To specify the location of a sound source relative to the listener, we need a coordinate system. One natural choice is the head-centered rectangular-coordinate system shown above. Here the x-axis goes (approximately) through the right ear, the y axis points straight ahead, and the z axis is vertical. This defines three standard planes, the xy or horizontal plane, the xz or frontal plane, and the yz or median plane (also called the mid-sagittal plane). Clearly, the horizontal plane defines up/down separation, the frontal plane defines front/back separation, and the median plane defines right/left separation.
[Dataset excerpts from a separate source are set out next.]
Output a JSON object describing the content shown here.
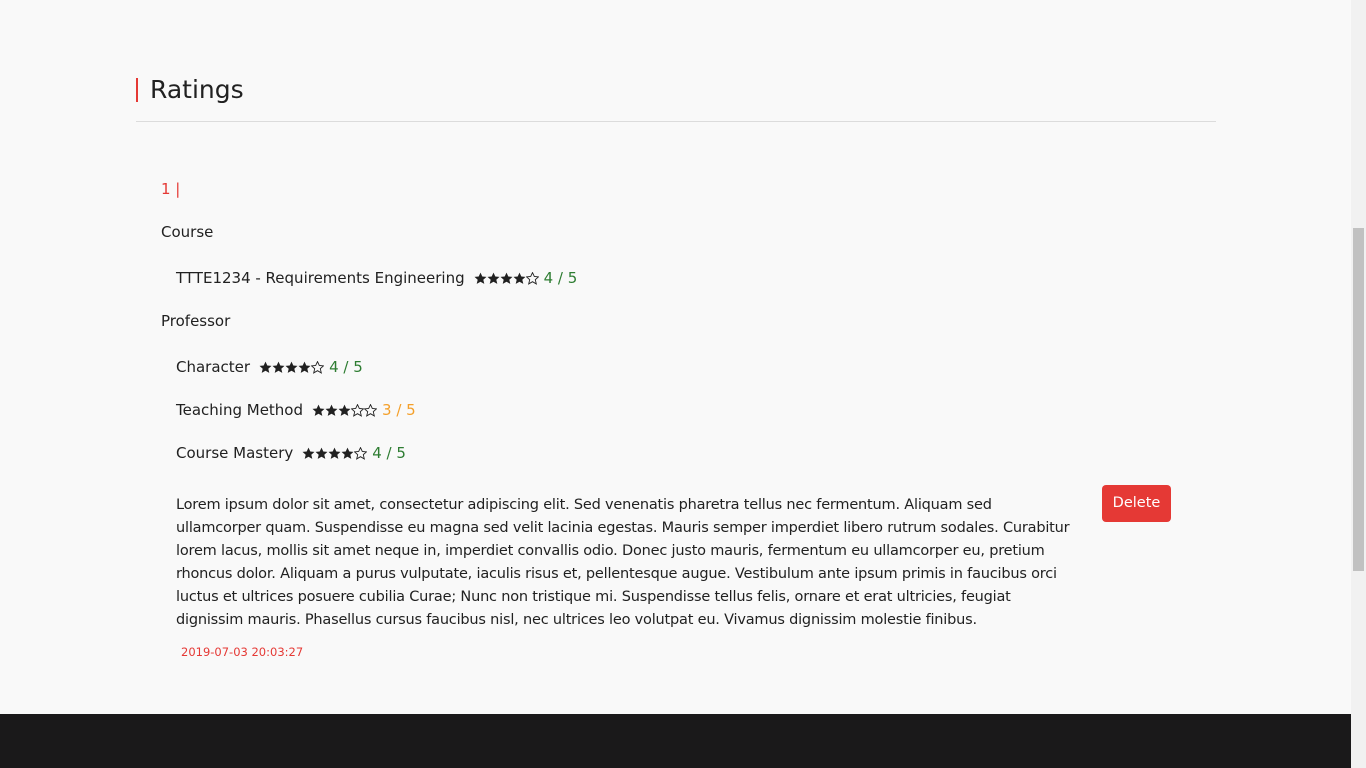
{
  "header": {
    "title": "Ratings"
  },
  "rating": {
    "index_label": "1 |",
    "course_section_label": "Course",
    "course": {
      "label": "TTTE1234 - Requirements Engineering",
      "stars": 4,
      "max": 5,
      "score_text": "4 / 5",
      "score_color": "#2e7d32"
    },
    "professor_section_label": "Professor",
    "professor": [
      {
        "label": "Character",
        "stars": 4,
        "max": 5,
        "score_text": "4 / 5",
        "score_color": "#2e7d32"
      },
      {
        "label": "Teaching Method",
        "stars": 3,
        "max": 5,
        "score_text": "3 / 5",
        "score_color": "#f4a02b"
      },
      {
        "label": "Course Mastery",
        "stars": 4,
        "max": 5,
        "score_text": "4 / 5",
        "score_color": "#2e7d32"
      }
    ],
    "comment": "Lorem ipsum dolor sit amet, consectetur adipiscing elit. Sed venenatis pharetra tellus nec fermentum. Aliquam sed ullamcorper quam. Suspendisse eu magna sed velit lacinia egestas. Mauris semper imperdiet libero rutrum sodales. Curabitur lorem lacus, mollis sit amet neque in, imperdiet convallis odio. Donec justo mauris, fermentum eu ullamcorper eu, pretium rhoncus dolor. Aliquam a purus vulputate, iaculis risus et, pellentesque augue. Vestibulum ante ipsum primis in faucibus orci luctus et ultrices posuere cubilia Curae; Nunc non tristique mi. Suspendisse tellus felis, ornare et erat ultricies, feugiat dignissim mauris. Phasellus cursus faucibus nisl, nec ultrices leo volutpat eu. Vivamus dignissim molestie finibus.",
    "timestamp": "2019-07-03 20:03:27",
    "delete_label": "Delete"
  },
  "colors": {
    "accent_red": "#e53935",
    "score_green": "#2e7d32",
    "score_orange": "#f4a02b",
    "footer_bg": "#1a191a"
  },
  "icons": {
    "filled_star": "star-filled-icon",
    "empty_star": "star-empty-icon"
  }
}
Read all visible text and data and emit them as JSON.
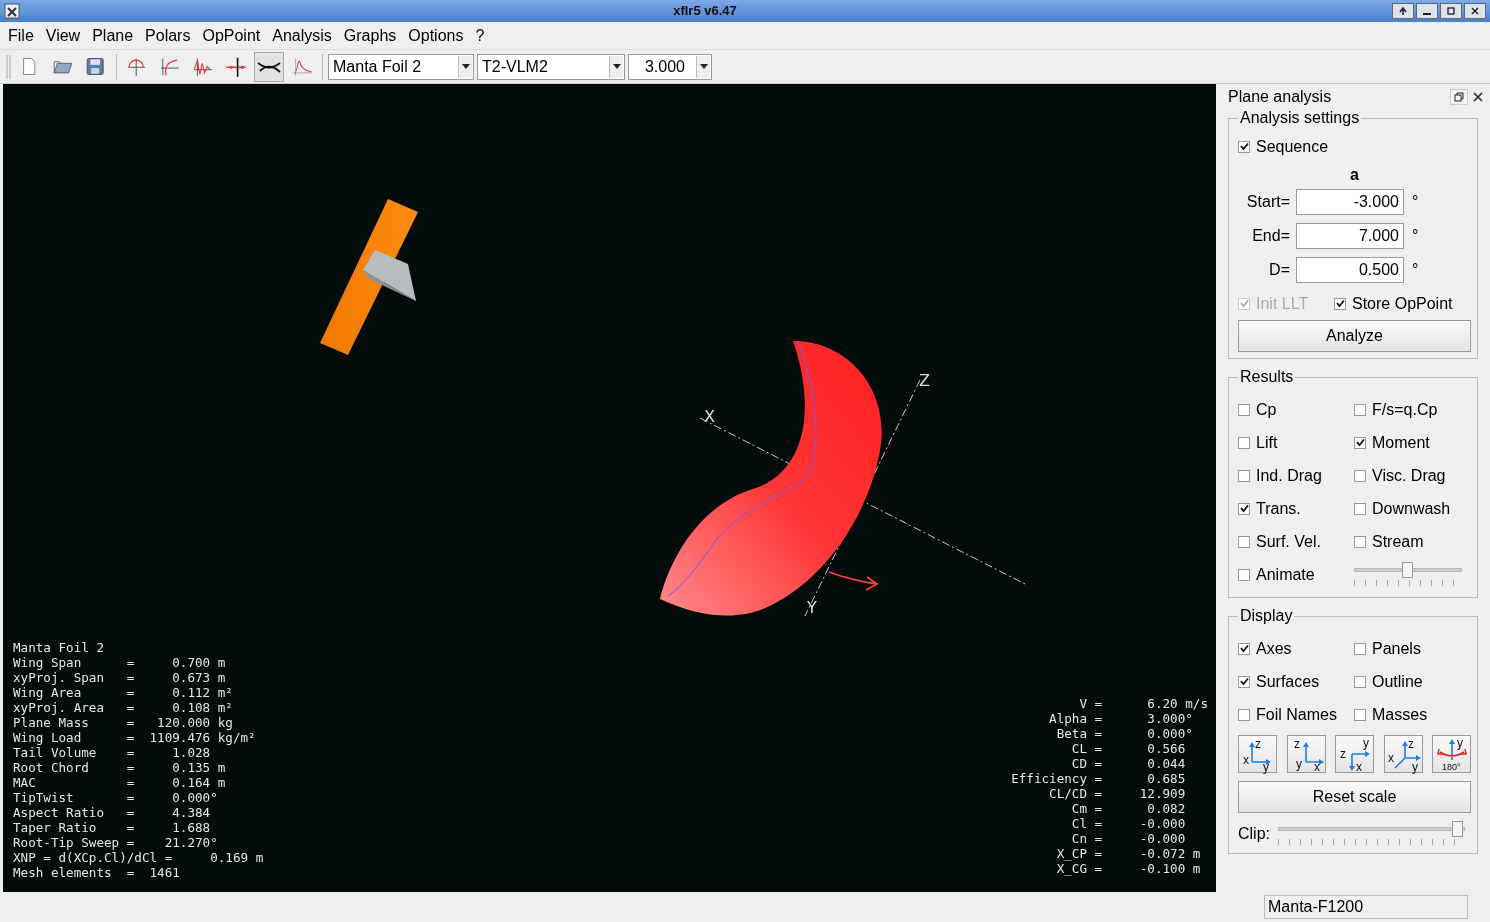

However, because the head is roughly spherical, a spherical coordinate system is usually used. Here the standard coordinates are azimuth, elevation and range. Unfortunately, there is more than one way to define these coordinates, and different people define them in different ways. The vertical-polar coordinate system (shown below on the left) is the most popular. Here one first measures the azimuthas the angle from the median plane to a vertical plane containing the source and the z azis, and then measures the elevationas the angle up from the horizontal plane. With this choice, surfaces of constant azimuth are planes through the z axis, and surfaces of constant elevation are cones concentric about the z axis.

An important alternative is the interaural-polar coordinate system, shown above on the right. Here one first measures the elevation as the angle from the horizontal plane to a plane through the source and the x axis, which is the interaural axis; the azimuth is then measured as the angle over from the median plane. With this choice, surfaces of constant elevation are planes through the interaural axis, and surfaces of constant azimuth are cones concentric with the interaural axis.

The vertical-polar system is definitely more convenient for describing sources that are confined to the horizontal plane, since one merely has to specify the azimuth as an angle between -180° and +180°. With the interaural-polar system, the azimuth is always between -90° and +90°; surprisingly, the front/back distinction must be specified by the elevation, which is 0° for sources in the front horizontal plane, and 180° (or -180°) for sources in the back. While that is certainly clumsy, we shall see that the interaural-polar system makes it significantly simpler to express interaural differences at all elevations.